The D.C. Council passed an amendment to remove the contract for public school security from the Metropolitan Police Department. The move was blasted by the mayor as a "shell game."
The amendment grants D.C. Public Schools the authority to hire and contract security officers. It was introduced by Councilman David Grosso and passed in an 8 to 5 vote.
D.C. Mayor Muriel Bowser said the council is considering a strategy that already failed in the 1990s. She said the chancellor needs to be focused on education and is working on ways to carry out schooling during a pandemic.

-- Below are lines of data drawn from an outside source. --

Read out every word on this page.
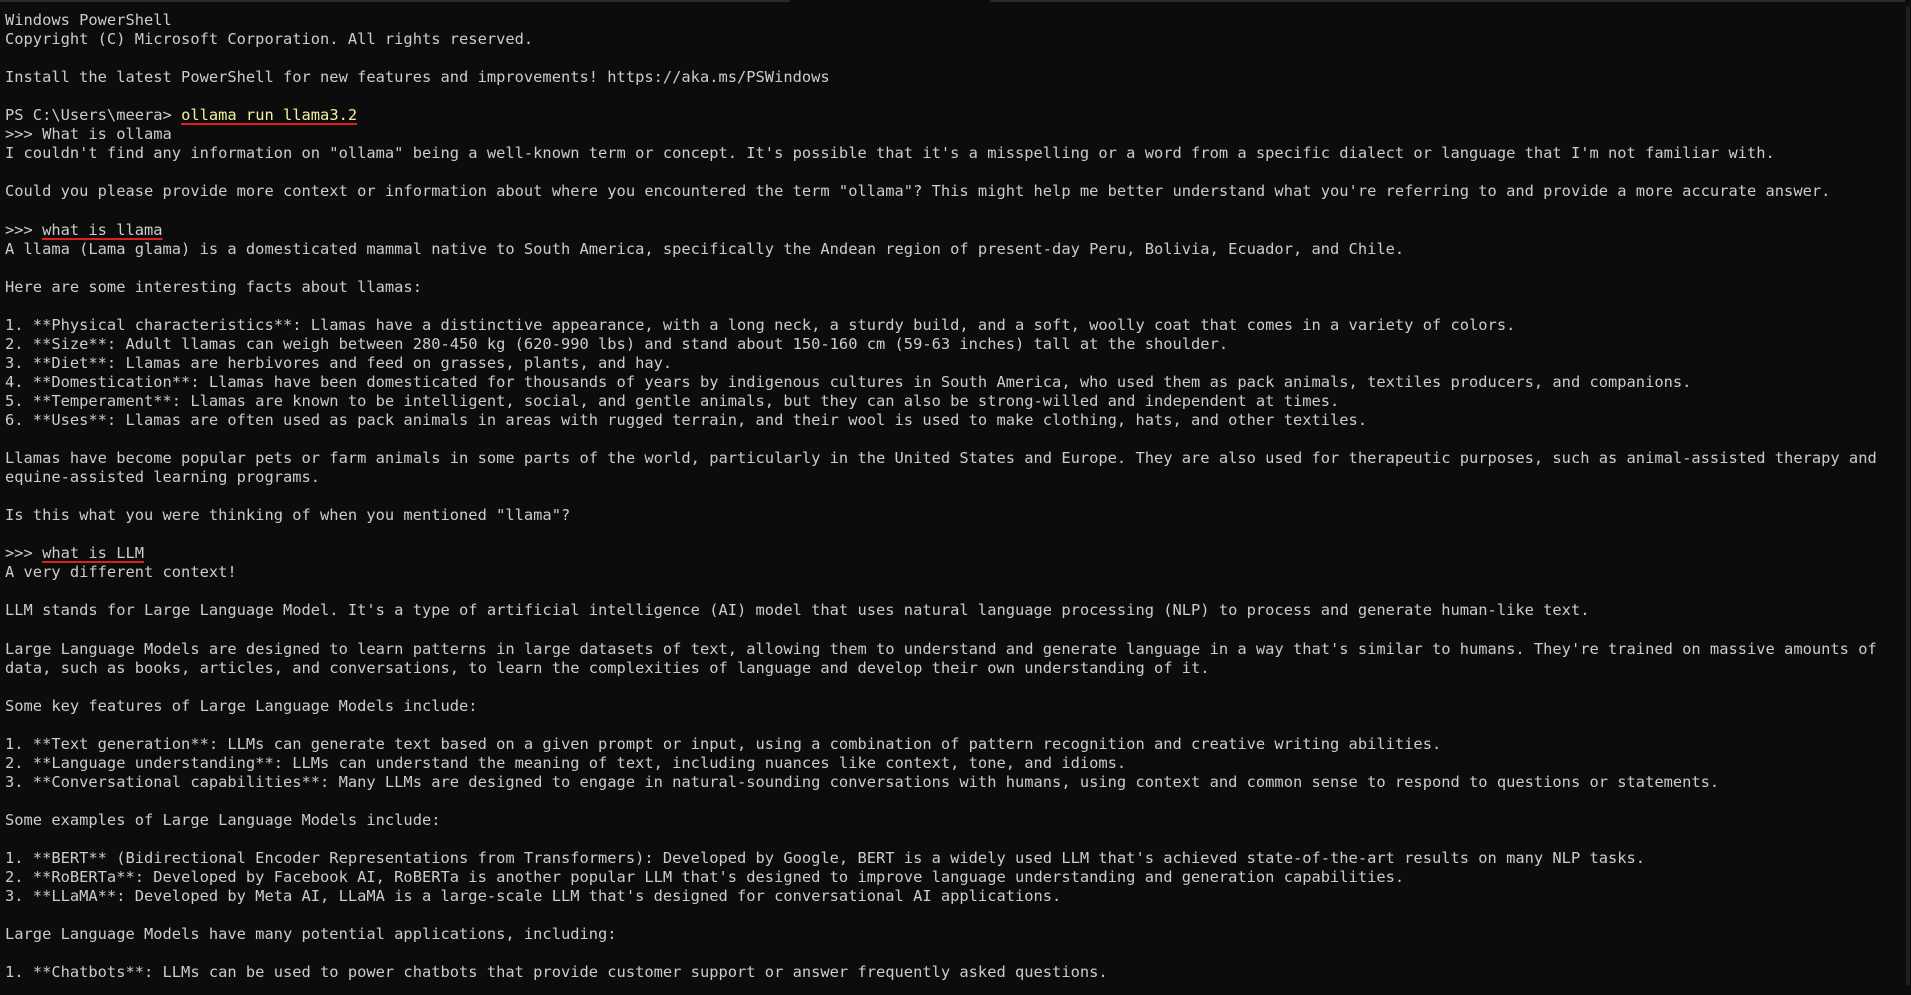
Windows PowerShell
Copyright (C) Microsoft Corporation. All rights reserved.
Install the latest PowerShell for new features and improvements! https://aka.ms/PSWindows
PS C:\Users\meera> ollama run llama3.2
>>> What is ollama
I couldn't find any information on "ollama" being a well-known term or concept. It's possible that it's a misspelling or a word from a specific dialect or language that I'm not familiar with.
Could you please provide more context or information about where you encountered the term "ollama"? This might help me better understand what you're referring to and provide a more accurate answer.
>>> what is llama
A llama (Lama glama) is a domesticated mammal native to South America, specifically the Andean region of present-day Peru, Bolivia, Ecuador, and Chile.
Here are some interesting facts about llamas:
1. **Physical characteristics**: Llamas have a distinctive appearance, with a long neck, a sturdy build, and a soft, woolly coat that comes in a variety of colors.
2. **Size**: Adult llamas can weigh between 280-450 kg (620-990 lbs) and stand about 150-160 cm (59-63 inches) tall at the shoulder.
3. **Diet**: Llamas are herbivores and feed on grasses, plants, and hay.
4. **Domestication**: Llamas have been domesticated for thousands of years by indigenous cultures in South America, who used them as pack animals, textiles producers, and companions.
5. **Temperament**: Llamas are known to be intelligent, social, and gentle animals, but they can also be strong-willed and independent at times.
6. **Uses**: Llamas are often used as pack animals in areas with rugged terrain, and their wool is used to make clothing, hats, and other textiles.
Llamas have become popular pets or farm animals in some parts of the world, particularly in the United States and Europe. They are also used for therapeutic purposes, such as animal-assisted therapy and
equine-assisted learning programs.
Is this what you were thinking of when you mentioned "llama"?
>>> what is LLM
A very different context!
LLM stands for Large Language Model. It's a type of artificial intelligence (AI) model that uses natural language processing (NLP) to process and generate human-like text.
Large Language Models are designed to learn patterns in large datasets of text, allowing them to understand and generate language in a way that's similar to humans. They're trained on massive amounts of
data, such as books, articles, and conversations, to learn the complexities of language and develop their own understanding of it.
Some key features of Large Language Models include:
1. **Text generation**: LLMs can generate text based on a given prompt or input, using a combination of pattern recognition and creative writing abilities.
2. **Language understanding**: LLMs can understand the meaning of text, including nuances like context, tone, and idioms.
3. **Conversational capabilities**: Many LLMs are designed to engage in natural-sounding conversations with humans, using context and common sense to respond to questions or statements.
Some examples of Large Language Models include:
1. **BERT** (Bidirectional Encoder Representations from Transformers): Developed by Google, BERT is a widely used LLM that's achieved state-of-the-art results on many NLP tasks.
2. **RoBERTa**: Developed by Facebook AI, RoBERTa is another popular LLM that's designed to improve language understanding and generation capabilities.
3. **LLaMA**: Developed by Meta AI, LLaMA is a large-scale LLM that's designed for conversational AI applications.
Large Language Models have many potential applications, including:
1. **Chatbots**: LLMs can be used to power chatbots that provide customer support or answer frequently asked questions.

"And now they also have to run a security contract?" She asked. “The council, in my view, has offered no justification for doing that."
Under a 2004 law, the Metropolitan Police Department's School Safety Division currently oversees security on campuses.
The new amendment stipulates that schools will coordinate safety plans with police and the local homeland security agency.
It also says that starting in 2021, D.C. schools must move away from D.C. police's security training practices. Instead, security guards would be trained with a "positive youth development philosophy."
The next vote on the amended budget is scheduled for later this month.
Black Swan Academy, an organization calling for police-free schools, said moving the contract from the police department to school officials is "a small and important step."
Momentum has built to radically change the city’s approach to policing, in and out of schools, since the killing of George Floyd and racial justice demonstrations nationwide starting in late May.
But an emergency bill with new use of force and other restrictions was replaced by a bill with modifications. Critics say it weakened the original version.
D.C. Mayor Muriel Bowser said the first emergency bill took too many drastic actions without properly reviewing the ramifications.
The new bill gives the police department five days instead of three after a deadly use-of-force to release officer's names and body camera footage, WTOP reported.
Judiciary Committee Chair Charles Allen said there will be public hearings to gather input for permanent legislation.